A Alger, l’arrêt du quotidien est vu comme une page qui se tourne, l’extinction d’une des dernières voix critiques du pouvoir algérien. «C’est un coup dur pour une société algérienne qui espérait plus d’ouverture, de modernité», dit Hassane Ouali. La disparition de Liberté «serait une immense perte pour le pluralisme médiatique, un coup dur pour les acquis démocratiques arrachés de haute lutte et de sacrifices», s’alarment également dans les colonnes du journal des intellectuels, artistes et universitaires du pays, dont les écrivains Yasmina Khadra, Boualem Sansal et Kamel Daoud. «Ce journal défend le caractère républicain de l’Algérie, face à l’intégrisme islamiste. Il défend les valeurs de progrès, d’émancipation, d’universalisme», ajoute Hassane Ouali.

L’histoire de Liberté se confond avec celle de l’Algérie contemporaine. Le titre est créé en juin 1992 par trois journalistes – Ahmed Fattani, Hacène Ouandjeli et Ali Ouafek – associés à Isaad Rebrab. Depuis la fin des années 80, l’Algérie est alors en proie à des émeutes violentes. L’annulation de la victoire des islamistes aux élections législatives de décembre 1992 met le feu aux poudres. Le pays s’embrase et s’enfonce dans la guerre civile. C’est le début de la «décennie noire». Plusieurs dizaines de milliers de civils furent tués. Deux journalistes du quotidien ont d’ailleurs payé de leur vie leur appartenance au journal : Hamid Mahiout et Zineddine Aliou Salah, tous deux assassinés en 1995.
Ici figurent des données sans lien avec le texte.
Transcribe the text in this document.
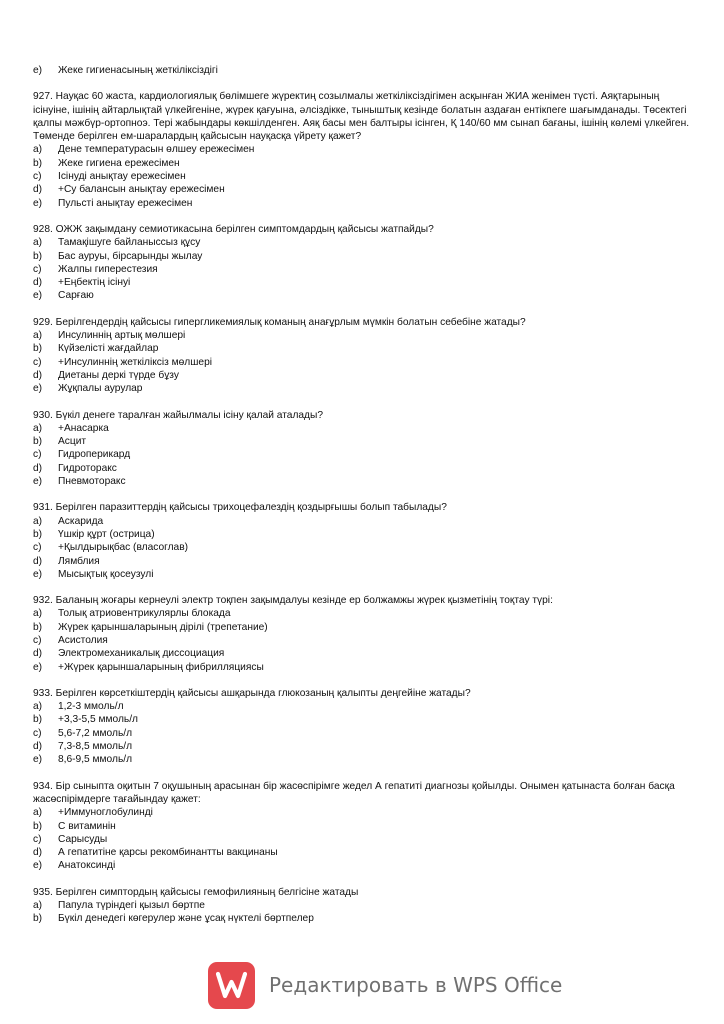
e)	Жеке гигиенасының жеткіліксіздігі
927. Науқас 60 жаста, кардиологиялық бөлімшеге жүректиң созылмалы жеткіліксіздігімен асқынған ЖИА женімен түсті. Аяқтарының ісінуіне, ішінің айтарлықтай үлкейгеніне, жүрек қағуына, әлсіздікке, тыныштық кезінде болатын аздаған ентікпеге шағымданады. Төсектегі қалпы мәжбүр-ортопноэ. Тері жабындары көкшілденген. Аяқ басы мен балтыры ісінген, Қ 140/60 мм сынап бағаны, ішінің көлемі үлкейген. Төменде берілген ем-шаралардың қайсысын науқасқа үйрету қажет?
a)	Дене температурасын өлшеу ережесімен
b)	Жеке гигиена ережесімен
c)	Ісінуді анықтау ережесімен
d)	+Су балансын анықтау ережесімен
e)	Пульсті анықтау ережесімен
928. ОЖЖ зақымдану семиотикасына берілген симптомдардың қайсысы жатпайды?
a)	Тамақішуге байланыссыз құсу
b)	Бас ауруы, бірсарынды жылау
c)	Жалпы гиперестезия
d)	+Еңбектің ісінуі
e)	Сарғаю
929. Берілгендердің қайсысы гипергликемиялық команың анағұрлым мүмкін болатын себебіне жатады?
a)	Инсулиннің артық мөлшері
b)	Күйзелісті жағдайлар
c)	+Инсулиннің жеткіліксіз мөлшері
d)	Диетаны деркі түрде бұзу
e)	Жұқпалы аурулар
930. Бүкіл денеге таралған жайылмалы ісіну қалай аталады?
a)	+Анасарка
b)	Асцит
c)	Гидроперикард
d)	Гидроторакс
e)	Пневмоторакс
931. Берілген паразиттердің қайсысы трихоцефалездің қоздырғышы болып табылады?
a)	Аскарида
b)	Үшкір құрт (острица)
c)	+Қылдырықбас (власоглав)
d)	Лямблия
e)	Мысықтық қосеузулі
932. Баланың жоғары кернеулі электр тоқпен зақымдалуы кезінде ер болжамжы жүрек қызметінің тоқтау түрі:
a)	Толық атриовентрикулярлы блокада
b)	Жүрек қарыншаларының дірілі (трепетание)
c)	Асистолия
d)	Электромеханикалық диссоциация
e)	+Жүрек қарыншаларының фибрилляциясы
933. Берілген көрсеткіштердің қайсысы ашқарында глюкозаның қалыпты деңгейіне жатады?
a)	1,2-3 ммоль/л
b)	+3,3-5,5 ммоль/л
c)	5,6-7,2 ммоль/л
d)	7,3-8,5 ммоль/л
e)	8,6-9,5 ммоль/л
934. Бір сыныпта оқитын 7 оқушының арасынан бір жасөспірімге жедел А гепатиті диагнозы қойылды. Онымен қатынаста болған басқа жасөспірімдерге тағайындау қажет:
a)	+Иммуноглобулинді
b)	С витаминін
c)	Сарысуды
d)	А гепатитіне қарсы рекомбинантты вакцинаны
e)	Анатоксинді
935. Берілген симптордың қайсысы гемофилияның белгісіне жатады
a)	Папула түріндегі қызыл бөртпе
b)	Бүкіл денедегі көгерулер және ұсақ нүктелі бөртпелер
Редактировать в WPS Office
Durant cette période, Liberté devient un pôle de résistance face à l’intégrisme islamiste. «Depuis sa fondation, le journal a été viscéralement attaché à son indépendance, explique Hassane Ouali. Il a joué un rôle de vigie de la société, de contre-pouvoir. Et a toujours été aux avant-postes pour défendre la liberté, l’égalité, la citoyenneté.»

«Pressions interminables»

Très populaire et connu notamment pour les caricatures mordantes de son dessinateur Dilem, le titre emploie une cinquantaine de journalistes et tire à près de 50 000 exemplaires par jour. Durant le Hirak (le «mouvement»), plusieurs journalistes du quotidien ont été arrêtés, dont Rabah Karèche, correspondant du journal à Tamanrasset ou Mohamed Mouloudj. Sa fermeture signe-t-elle la victoire du pouvoir algérien ?

Hassane Ouali n’y croit pas. Mais l’hypothèse reste en suspens. «L’issue choisie par le propriétaire de Liberté de fermer le journal est-elle le résultat des pressions interminables qui se sont exercées au plus haut niveau ces derniers mois contre sa ligne éditoriale ?» s’interrogeait ainsi Reporters sans frontières (RSF) début avril. «Je ne vois aucune raison valable à cette fermeture», soupire de son côté la source déjà citée.